A review by melirose1998
Land of the Cranes by Aida Salazar

emotional sad medium-paced

5.0

This book brought me to tears on multiple occasions. I felt like I was right there with our main character Betita, through all of her journey--the good, the bad, the ugly. Aida Salazar wrote a devastatingly realistic and heartbreaking novel in verse about a young girl who gets caged, both literally and figuratively. The metaphor used throughout the book is that Betita, and her family, and those from Mexico, are cranes. They have flown to find their homeland and will keep flying to make a home wherever they land. The metaphor illustrates the struggles that undocumented folks experience in a variety of settings. I am so thankful for Salazar's words, and glad I read this novel. Although this is a middle-grade novel, more mature or older readers will be able to read between the lines, so to speak, and understand how the language Salazar uses communicates much more than what the words themselves mean. 

TW's include: deportation, confinement, violence, racism, xenophobia, sexual assault, child abuse, torture. 

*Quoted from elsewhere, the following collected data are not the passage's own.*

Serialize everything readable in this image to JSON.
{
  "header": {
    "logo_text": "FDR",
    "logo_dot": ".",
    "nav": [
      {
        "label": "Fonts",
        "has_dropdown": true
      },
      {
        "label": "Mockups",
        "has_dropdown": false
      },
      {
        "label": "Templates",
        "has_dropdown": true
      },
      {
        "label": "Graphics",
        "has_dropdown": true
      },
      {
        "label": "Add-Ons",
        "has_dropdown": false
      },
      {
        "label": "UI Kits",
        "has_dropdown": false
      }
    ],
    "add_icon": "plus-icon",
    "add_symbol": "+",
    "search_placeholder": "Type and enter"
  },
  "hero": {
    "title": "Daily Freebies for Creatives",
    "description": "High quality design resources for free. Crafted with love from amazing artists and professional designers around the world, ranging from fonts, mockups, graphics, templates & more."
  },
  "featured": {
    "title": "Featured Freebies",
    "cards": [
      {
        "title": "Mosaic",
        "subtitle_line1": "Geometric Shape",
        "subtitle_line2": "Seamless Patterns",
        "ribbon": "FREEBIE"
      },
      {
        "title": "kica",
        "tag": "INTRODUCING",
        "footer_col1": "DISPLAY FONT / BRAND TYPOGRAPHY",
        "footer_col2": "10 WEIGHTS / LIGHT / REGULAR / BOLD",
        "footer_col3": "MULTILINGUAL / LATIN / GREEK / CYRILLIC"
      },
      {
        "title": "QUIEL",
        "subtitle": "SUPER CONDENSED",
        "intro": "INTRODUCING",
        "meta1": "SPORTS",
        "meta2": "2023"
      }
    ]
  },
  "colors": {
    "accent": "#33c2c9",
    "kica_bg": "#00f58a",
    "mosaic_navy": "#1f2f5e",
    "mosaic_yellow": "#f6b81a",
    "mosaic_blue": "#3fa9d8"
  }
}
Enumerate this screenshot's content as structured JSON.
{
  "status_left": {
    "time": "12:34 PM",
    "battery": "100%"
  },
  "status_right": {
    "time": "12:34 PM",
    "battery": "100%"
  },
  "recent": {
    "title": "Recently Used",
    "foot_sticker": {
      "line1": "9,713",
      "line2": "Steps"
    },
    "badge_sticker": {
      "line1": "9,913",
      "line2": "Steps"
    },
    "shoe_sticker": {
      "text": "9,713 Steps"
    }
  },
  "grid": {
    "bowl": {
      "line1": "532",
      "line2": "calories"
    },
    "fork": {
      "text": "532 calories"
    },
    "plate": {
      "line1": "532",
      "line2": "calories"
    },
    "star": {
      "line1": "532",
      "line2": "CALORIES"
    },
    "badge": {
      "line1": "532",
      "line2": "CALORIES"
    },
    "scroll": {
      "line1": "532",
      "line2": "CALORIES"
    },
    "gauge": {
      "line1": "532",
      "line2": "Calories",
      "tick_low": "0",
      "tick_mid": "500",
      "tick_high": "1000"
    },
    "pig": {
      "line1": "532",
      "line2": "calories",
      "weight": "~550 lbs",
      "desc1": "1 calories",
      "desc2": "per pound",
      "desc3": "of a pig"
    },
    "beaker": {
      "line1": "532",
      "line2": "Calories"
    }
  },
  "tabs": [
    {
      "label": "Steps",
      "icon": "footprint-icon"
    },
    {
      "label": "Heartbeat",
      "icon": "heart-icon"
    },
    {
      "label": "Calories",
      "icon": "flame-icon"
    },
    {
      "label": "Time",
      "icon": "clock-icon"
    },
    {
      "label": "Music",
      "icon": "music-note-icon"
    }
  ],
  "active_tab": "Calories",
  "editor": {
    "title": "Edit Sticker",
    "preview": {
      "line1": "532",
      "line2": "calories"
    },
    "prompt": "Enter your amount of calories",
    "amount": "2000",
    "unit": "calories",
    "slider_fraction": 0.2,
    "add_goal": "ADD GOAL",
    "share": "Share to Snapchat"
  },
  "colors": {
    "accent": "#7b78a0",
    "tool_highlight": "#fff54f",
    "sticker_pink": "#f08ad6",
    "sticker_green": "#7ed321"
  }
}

Part of the synopsis: "Nine-year-old Betita knows she is a crane. Papi has told her the story, even before her family fled to Los Angeles to seek refuge from cartel wars in Mexico. The Aztecs came from a place called Aztlan, what is now the Southwest US, called the land of the cranes. They left Aztlan to establish their great city in the center of the universe-Tenochtitlan, modern-day Mexico City. It was prophesized that their people would one day return to live among the cranes in their promised land. Papi tells Betita that they are cranes that have come home.
Then one day, Betita's beloved father is arrested by Immigration Customs Enforcement (ICE) and deported to Mexico. Betita and her pregnant mother are left behind on their own, but soon they too are detained and must learn to survive in a family detention camp outside of Los Angeles. Even in cruel and inhumane conditions, Betita finds heart in her own poetry and in the community she and her mother find in the camp. The voices of her fellow asylum seekers fly above the hatred keeping them caged, but each day threatens to tear them down lower than they ever thought they could be."